« Comment la profession agricole peut-elle prendre part collectivement à la distribution de ses produits ? » Telle est la question que se sont posés le syndicat Jeunes Agriculteurs (JA) et Coop de France, lors d’un colloque organisé à Paris, le jeudi 24 mars 2016. Si la motivation est bien présente chez les jeunes et certaines coopératives, les moyens d’y parvenir restent complexes. D’autant que des acteurs locaux n’ont pas attendu leurs travaux pour développer leurs propres outils, chacun sur leur territoire.

« On a six ou sept ans de retard sur ce qui se fait déjà dans le Rhône-Alpes », reconnaît Christophe Lenaerts, en charge de ce projet chez JA, tout en dénonçant l’atomisation des initiatives. Un constat qui fait suite à dix-huit mois d’enquête sur la région, pour étudier la faisabilité d’une plateforme collective destinée à approvisionner les cantines. Une telle étude menée dans un bassin de production moins performant en circuits courts, aurait pu donner des résultats plus encourageants…

Dépasser les contraintes logistiques

« Il reste tout de même un rôle de fédérateur à jouer dans les territoires, reprend Christophe Lenaerts. Il nous faut vraiment mutualiser nos compétences et coordonner nos efforts ». Pour Jean-Baptiste Traversac, ingénieur à l’Inra, cet objectif est d’autant plus important que les quelques études économiques existantes sur le sujet font état de perte de valeur ajoutée en circuits courts, en raison des contraintes logistiques. Autre point crucial : « Les producteurs ne sont pas assez formés pour discuter ou négocier avec les détaillants, qu’ils soient artisans ou de la grande distribution », note Jean-Baptiste Traversac.

Les coopératives Unicor (Aveyron) et Ferme de Figeac (Lot) étaient présentes pour rappeler l’intérêt du modèle coopératif en la matière. Et mettre en avant les expériences des magasins Frais d’Ici, ou des Halles de l’Aveyron… Selon Pierre Cabrit, vice-président d’Unicor, « le recours à des prestataires de service est le meilleur moyen de garder la valeur ».

Modifier le code des marchés publics

Seul représentant de la restauration collective, Éric Lepêcheur, président de Restau’Co, a de son côté insisté sur la nécessité pour les agriculteurs de jouer sur les volumes, « avec des contrats tripartites garantissant une relation dans le temps ». Autrement dit, de ne pas avoir peur de se rapprocher des grossistes pour développer leurs débouchés, à condition de mettre tout le monde autour de la table pour que l’offre et la demande se rejoignent et « pour que chacun soit justement rémunéré de ses services ».
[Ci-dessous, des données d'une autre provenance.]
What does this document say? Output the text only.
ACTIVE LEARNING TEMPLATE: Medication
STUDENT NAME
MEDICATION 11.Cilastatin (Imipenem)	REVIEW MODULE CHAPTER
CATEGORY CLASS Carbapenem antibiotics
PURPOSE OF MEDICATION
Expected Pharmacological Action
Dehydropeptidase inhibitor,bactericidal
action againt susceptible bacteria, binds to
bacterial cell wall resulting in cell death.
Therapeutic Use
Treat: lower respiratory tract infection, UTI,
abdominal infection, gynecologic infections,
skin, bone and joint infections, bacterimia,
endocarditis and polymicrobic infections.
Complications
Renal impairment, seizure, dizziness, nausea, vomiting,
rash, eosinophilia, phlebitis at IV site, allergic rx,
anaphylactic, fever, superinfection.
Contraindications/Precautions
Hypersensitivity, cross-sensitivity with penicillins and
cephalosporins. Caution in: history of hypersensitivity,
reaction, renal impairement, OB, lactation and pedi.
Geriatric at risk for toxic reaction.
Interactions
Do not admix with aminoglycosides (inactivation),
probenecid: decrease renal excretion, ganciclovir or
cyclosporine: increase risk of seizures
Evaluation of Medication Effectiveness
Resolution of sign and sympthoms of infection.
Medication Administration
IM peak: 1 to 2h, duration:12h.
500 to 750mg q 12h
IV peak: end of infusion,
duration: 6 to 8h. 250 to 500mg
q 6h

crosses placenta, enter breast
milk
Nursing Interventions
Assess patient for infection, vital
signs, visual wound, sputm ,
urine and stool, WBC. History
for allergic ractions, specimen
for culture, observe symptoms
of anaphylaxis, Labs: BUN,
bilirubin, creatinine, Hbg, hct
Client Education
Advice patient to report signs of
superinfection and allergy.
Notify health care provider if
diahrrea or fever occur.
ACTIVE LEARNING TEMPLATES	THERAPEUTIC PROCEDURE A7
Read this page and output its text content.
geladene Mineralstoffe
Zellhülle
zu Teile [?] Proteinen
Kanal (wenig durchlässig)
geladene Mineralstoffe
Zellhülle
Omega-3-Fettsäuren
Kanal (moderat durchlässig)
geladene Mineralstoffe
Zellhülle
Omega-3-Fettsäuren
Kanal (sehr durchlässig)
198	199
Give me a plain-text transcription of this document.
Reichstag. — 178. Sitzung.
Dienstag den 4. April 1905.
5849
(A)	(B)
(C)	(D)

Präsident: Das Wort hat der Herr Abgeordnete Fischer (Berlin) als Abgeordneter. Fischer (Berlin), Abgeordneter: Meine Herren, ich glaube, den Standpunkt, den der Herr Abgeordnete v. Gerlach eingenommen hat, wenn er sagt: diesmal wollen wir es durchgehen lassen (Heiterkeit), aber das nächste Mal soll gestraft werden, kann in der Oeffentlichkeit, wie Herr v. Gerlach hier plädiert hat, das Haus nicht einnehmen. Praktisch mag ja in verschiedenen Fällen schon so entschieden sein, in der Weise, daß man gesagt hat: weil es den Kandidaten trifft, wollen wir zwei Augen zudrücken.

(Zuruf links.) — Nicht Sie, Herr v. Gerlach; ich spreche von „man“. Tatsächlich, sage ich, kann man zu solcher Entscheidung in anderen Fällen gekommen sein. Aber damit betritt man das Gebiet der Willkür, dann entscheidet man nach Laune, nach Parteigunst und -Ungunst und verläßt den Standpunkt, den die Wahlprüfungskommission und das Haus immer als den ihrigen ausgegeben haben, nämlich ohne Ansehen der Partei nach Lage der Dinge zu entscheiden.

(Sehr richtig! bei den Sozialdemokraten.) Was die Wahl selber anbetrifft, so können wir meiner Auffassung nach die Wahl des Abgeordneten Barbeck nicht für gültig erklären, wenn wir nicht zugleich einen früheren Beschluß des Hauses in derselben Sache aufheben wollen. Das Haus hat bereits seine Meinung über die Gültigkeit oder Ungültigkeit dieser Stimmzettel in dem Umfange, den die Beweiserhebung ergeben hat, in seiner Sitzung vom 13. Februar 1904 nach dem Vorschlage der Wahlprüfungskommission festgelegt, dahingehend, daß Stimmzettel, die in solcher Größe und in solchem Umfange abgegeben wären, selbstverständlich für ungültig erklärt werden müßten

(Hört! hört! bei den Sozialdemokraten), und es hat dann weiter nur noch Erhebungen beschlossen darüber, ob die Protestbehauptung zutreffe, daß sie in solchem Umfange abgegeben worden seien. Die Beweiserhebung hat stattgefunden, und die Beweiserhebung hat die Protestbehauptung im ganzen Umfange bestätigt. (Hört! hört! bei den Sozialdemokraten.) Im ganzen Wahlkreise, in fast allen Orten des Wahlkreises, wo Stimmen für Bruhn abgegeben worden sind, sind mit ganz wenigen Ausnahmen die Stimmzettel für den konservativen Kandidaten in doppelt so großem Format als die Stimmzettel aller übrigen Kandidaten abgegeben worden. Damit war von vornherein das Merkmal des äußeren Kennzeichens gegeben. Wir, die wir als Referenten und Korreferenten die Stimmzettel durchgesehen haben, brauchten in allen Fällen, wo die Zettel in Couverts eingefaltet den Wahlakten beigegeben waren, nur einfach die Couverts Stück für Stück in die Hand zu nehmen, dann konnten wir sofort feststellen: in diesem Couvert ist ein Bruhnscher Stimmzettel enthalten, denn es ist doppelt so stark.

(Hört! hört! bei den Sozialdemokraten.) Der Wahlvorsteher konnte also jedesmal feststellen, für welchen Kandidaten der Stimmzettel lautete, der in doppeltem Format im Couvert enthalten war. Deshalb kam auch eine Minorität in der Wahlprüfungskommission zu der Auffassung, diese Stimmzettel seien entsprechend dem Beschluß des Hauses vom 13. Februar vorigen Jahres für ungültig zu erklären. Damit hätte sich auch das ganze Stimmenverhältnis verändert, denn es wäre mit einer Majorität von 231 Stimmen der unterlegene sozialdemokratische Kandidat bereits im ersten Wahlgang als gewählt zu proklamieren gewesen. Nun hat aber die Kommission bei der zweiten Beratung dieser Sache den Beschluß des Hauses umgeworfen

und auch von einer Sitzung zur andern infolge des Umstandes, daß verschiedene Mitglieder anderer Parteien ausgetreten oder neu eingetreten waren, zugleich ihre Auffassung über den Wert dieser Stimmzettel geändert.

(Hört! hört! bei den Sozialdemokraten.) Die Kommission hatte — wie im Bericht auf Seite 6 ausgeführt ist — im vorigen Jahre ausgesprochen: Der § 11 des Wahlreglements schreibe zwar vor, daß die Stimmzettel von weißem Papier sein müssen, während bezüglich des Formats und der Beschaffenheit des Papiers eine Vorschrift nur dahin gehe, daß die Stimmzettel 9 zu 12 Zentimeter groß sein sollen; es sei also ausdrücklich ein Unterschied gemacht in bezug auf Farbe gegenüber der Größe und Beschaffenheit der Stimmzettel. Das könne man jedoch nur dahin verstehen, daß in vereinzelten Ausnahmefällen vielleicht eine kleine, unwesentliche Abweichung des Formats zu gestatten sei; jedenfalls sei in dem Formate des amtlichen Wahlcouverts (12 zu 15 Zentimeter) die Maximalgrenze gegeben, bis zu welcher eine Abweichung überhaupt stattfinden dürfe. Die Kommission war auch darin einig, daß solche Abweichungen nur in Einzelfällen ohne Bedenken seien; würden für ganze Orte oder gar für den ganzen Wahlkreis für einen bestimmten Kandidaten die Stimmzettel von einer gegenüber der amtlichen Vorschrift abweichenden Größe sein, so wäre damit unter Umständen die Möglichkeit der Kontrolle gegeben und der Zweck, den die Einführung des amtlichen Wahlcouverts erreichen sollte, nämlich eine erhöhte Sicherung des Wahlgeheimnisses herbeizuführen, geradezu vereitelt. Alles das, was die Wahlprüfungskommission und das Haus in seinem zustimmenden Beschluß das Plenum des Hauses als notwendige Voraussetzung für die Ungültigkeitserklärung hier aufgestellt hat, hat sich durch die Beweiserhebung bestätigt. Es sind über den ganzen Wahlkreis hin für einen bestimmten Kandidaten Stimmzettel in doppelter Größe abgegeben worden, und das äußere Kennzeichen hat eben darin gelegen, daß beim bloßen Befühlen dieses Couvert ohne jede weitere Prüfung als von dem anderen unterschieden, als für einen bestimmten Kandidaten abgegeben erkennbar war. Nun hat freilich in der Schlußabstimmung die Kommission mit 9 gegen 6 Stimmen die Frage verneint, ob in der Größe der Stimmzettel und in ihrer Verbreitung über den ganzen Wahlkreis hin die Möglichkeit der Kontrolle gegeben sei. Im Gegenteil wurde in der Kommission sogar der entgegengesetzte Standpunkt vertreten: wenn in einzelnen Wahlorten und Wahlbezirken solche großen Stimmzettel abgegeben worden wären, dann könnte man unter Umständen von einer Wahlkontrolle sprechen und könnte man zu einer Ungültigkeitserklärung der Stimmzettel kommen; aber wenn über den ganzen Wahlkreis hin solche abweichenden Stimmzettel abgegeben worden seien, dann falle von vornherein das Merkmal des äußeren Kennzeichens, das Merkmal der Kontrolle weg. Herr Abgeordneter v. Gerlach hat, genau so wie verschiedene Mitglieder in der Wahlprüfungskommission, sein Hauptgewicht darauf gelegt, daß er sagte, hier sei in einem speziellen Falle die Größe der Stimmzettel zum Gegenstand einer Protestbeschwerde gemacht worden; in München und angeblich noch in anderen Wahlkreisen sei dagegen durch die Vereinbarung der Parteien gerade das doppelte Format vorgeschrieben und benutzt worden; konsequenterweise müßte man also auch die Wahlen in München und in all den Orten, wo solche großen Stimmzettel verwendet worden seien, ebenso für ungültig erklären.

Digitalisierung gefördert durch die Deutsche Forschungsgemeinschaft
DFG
La responsabilité des politiques est aussi en cause, selon lui : « montons au créneau pour que l’Europe cesse de nous interdire d’acheter français ! C’est à nous tous, collectivement, de défendre cette position auprès de nos élus ». En réponse, JA s’est dit bien décidé à « continuer le lobbying pour faire évoluer le code des marchés publics ».